Il 28 settembre i valdostani hanno votato. Il 28 ottobre, esattamente un mese dopo, il nuovo Consiglio regionale della Valle d’Aosta si è ufficialmente insediato. Ma più che un inizio, sembra un déjà-vu: la XVII legislatura parte già zoppa, senza Presidente, senza maggioranza e senza un accordo politico che dia un senso al voto.
L’impressione è che le urne siano servite solo a rimescolare le carte, non a cambiare il gioco.
L’aula consiliare oggi era in versione solenne: Mauro Baccega, decano per età, in qualità di presidente provvisorio, ha aperto i lavori ricordando le “responsabilità affidate dagli elettori” e invocando “saggezza e dedizione”. Parole giuste, ma che rimbalzano contro i muri della realtà politica. Perché a oggi, di saggezza e dedizione, se n’è vista poca.

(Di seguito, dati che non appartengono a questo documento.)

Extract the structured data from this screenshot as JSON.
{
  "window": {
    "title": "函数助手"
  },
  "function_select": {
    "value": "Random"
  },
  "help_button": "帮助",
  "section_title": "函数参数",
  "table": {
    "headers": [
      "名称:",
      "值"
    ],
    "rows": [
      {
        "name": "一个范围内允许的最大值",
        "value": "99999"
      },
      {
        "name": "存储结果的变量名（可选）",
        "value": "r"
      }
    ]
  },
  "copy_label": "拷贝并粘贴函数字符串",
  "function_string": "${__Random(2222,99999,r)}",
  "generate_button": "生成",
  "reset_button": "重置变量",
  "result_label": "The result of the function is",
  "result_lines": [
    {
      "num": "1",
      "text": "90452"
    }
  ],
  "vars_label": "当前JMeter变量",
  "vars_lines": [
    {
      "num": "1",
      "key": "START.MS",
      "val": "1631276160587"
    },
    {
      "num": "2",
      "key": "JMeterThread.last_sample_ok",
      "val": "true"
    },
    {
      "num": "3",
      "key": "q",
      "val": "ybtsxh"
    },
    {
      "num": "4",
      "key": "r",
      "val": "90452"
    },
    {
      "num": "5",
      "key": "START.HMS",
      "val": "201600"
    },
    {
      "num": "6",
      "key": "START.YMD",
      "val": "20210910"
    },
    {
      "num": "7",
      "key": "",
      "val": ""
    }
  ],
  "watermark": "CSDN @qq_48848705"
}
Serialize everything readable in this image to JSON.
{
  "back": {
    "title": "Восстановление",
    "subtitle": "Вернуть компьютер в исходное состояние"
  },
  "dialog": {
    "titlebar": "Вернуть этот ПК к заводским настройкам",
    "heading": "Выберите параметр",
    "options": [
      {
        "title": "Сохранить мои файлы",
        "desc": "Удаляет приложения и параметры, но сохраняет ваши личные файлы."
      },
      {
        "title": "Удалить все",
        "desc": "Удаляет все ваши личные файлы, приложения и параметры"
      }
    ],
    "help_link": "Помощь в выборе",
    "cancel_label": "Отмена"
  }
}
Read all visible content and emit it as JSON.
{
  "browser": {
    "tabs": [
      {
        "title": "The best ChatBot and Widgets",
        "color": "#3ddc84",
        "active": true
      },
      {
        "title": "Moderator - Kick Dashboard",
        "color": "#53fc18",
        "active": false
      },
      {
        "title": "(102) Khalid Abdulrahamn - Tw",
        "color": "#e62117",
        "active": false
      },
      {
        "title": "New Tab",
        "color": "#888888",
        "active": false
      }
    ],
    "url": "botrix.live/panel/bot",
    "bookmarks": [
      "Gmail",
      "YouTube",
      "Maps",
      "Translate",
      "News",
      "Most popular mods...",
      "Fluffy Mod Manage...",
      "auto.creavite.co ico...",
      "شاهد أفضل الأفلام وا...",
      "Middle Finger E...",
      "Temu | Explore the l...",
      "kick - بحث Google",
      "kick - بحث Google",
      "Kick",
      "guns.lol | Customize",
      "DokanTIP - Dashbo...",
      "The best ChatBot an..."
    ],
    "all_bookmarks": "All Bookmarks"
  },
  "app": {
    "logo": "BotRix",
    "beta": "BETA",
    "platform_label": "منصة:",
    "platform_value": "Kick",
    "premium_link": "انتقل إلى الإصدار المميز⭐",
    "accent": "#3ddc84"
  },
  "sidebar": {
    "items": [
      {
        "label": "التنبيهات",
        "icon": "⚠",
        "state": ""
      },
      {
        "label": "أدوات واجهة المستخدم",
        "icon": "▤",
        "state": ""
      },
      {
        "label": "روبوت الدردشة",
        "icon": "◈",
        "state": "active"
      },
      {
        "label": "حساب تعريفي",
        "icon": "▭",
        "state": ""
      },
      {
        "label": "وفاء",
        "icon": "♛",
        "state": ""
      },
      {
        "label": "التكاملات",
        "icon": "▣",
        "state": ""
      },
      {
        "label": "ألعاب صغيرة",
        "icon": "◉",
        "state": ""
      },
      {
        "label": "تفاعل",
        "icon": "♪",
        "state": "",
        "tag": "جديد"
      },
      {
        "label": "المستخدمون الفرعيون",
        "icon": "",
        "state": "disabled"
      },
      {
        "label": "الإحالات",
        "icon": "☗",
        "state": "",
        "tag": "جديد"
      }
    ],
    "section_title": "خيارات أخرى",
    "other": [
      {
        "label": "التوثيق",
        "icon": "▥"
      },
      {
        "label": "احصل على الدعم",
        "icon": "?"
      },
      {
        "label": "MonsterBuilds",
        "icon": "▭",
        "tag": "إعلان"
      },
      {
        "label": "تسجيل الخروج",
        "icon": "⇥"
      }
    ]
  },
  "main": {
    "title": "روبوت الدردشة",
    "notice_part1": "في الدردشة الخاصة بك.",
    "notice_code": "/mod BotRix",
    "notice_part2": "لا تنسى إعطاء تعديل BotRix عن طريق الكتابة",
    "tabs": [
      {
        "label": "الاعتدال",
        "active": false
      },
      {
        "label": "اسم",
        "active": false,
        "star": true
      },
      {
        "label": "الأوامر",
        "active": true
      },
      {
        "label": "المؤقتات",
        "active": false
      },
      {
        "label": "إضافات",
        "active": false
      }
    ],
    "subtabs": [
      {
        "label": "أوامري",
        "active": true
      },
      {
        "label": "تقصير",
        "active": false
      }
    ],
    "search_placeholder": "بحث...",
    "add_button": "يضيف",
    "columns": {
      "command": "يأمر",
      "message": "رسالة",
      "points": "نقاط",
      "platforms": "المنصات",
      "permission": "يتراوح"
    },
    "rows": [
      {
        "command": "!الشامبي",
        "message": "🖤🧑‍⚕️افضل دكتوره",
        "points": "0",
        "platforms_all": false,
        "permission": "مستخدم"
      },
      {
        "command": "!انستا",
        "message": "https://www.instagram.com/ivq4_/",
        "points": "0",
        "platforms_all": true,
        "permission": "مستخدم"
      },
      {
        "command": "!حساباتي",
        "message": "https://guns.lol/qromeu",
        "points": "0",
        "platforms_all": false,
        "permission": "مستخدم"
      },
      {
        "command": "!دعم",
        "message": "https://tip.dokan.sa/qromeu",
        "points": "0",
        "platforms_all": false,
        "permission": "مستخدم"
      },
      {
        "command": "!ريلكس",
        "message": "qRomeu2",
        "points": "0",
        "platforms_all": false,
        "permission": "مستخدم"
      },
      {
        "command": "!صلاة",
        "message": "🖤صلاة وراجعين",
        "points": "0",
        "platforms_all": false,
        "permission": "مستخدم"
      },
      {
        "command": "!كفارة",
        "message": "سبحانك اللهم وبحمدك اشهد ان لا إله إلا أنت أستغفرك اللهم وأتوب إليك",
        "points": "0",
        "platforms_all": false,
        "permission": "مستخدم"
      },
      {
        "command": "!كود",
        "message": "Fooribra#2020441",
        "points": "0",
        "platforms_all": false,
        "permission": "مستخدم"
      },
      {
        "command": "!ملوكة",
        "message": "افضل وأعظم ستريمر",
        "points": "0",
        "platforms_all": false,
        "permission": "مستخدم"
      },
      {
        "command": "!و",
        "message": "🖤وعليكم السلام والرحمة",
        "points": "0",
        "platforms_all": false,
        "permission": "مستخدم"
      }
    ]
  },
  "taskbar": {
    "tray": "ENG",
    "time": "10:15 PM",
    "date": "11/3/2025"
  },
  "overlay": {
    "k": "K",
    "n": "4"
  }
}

Parole al vento quelle di Baccega. Infatti, dopo la convalida degli eletti e il giuramento di fedeltà alla Costituzione e allo Statuto speciale, tutto si è arenato. È mancato perfino il numero legale per procedere all’elezione del Presidente del Consiglio. Tradotto: molti hanno preferito restare fuori dall’aula piuttosto che affrontare la prova del nove dei numeri veri.
Dei 35 consiglieri, 13 sono volti nuovi (il 37%), ma le dinamiche restano vecchie. La Union Valdôtaine ha fatto incetta di seggi, ma è spaccata internamente; gli Autonomisti di Centro giocano su più tavoli; la sinistra di AVS ha già aperto il fuoco legale con un ricorso al TAR per la riassegnazione dei seggi, che ha sottratto loro un consigliere a vantaggio proprio dell’UV.
Cristina Machet, la più discussa dell’oggi, è finita al centro della contesa. Chiara Minelli (AVS) ha chiesto la votazione separata sulla sua convalida, giustificandola con il ricorso pendente. Aurelio Marguerettaz (UV) ha replicato piccato: “Grave e inopportuna questa richiesta”. Insomma, le premesse del dialogo costruttivo sono già saltate al primo giorno.
Otto donne su trentacinque, pari al 23%, un piccolo passo avanti rispetto alla scorsa legislatura. Ma la rappresentanza di genere non basta a risollevare la percezione di un’aula sempre più distante dai cittadini. L’età media sale a 54 anni: un Consiglio più maturo, certo, ma anche più ingessato.
Un mese di trattative, incontri segreti, telefonate, sondaggi di corridoio. Eppure, nessuno è riuscito a mettere insieme una maggioranza.
La sensazione è netta: la poltrona fa la guerra, non la pace. Tutti la vogliono, ma nessuno vuole cedere un centimetro.
Il copione è lo stesso di sempre: accordi provvisori, veti incrociati, promesse sussurrate e alleanze che evaporano alla prima stretta di mano.
La politica valdostana sembra aver dimenticato che il potere non si eredita né si divide a tavolino: si conquista con un progetto comune. Ma qui il progetto sembra essere uno solo: resistere fino alla prossima adunanza, sperando che nel frattempo qualcuno molli.
L’aula tornerà a riunirsi il 5 novembre, per eleggere il Presidente del Consiglio, l’Ufficio di Presidenza, il Presidente della Regione e la Giunta.
Un calendario istituzionale che sa di countdown: o si trova la quadra, o si apre una crisi lampo.
Per ora, la XVII legislatura inizia con un’immagine perfetta del suo tempo: 35 consiglieri in giacca e cravatta, ma senza direzione.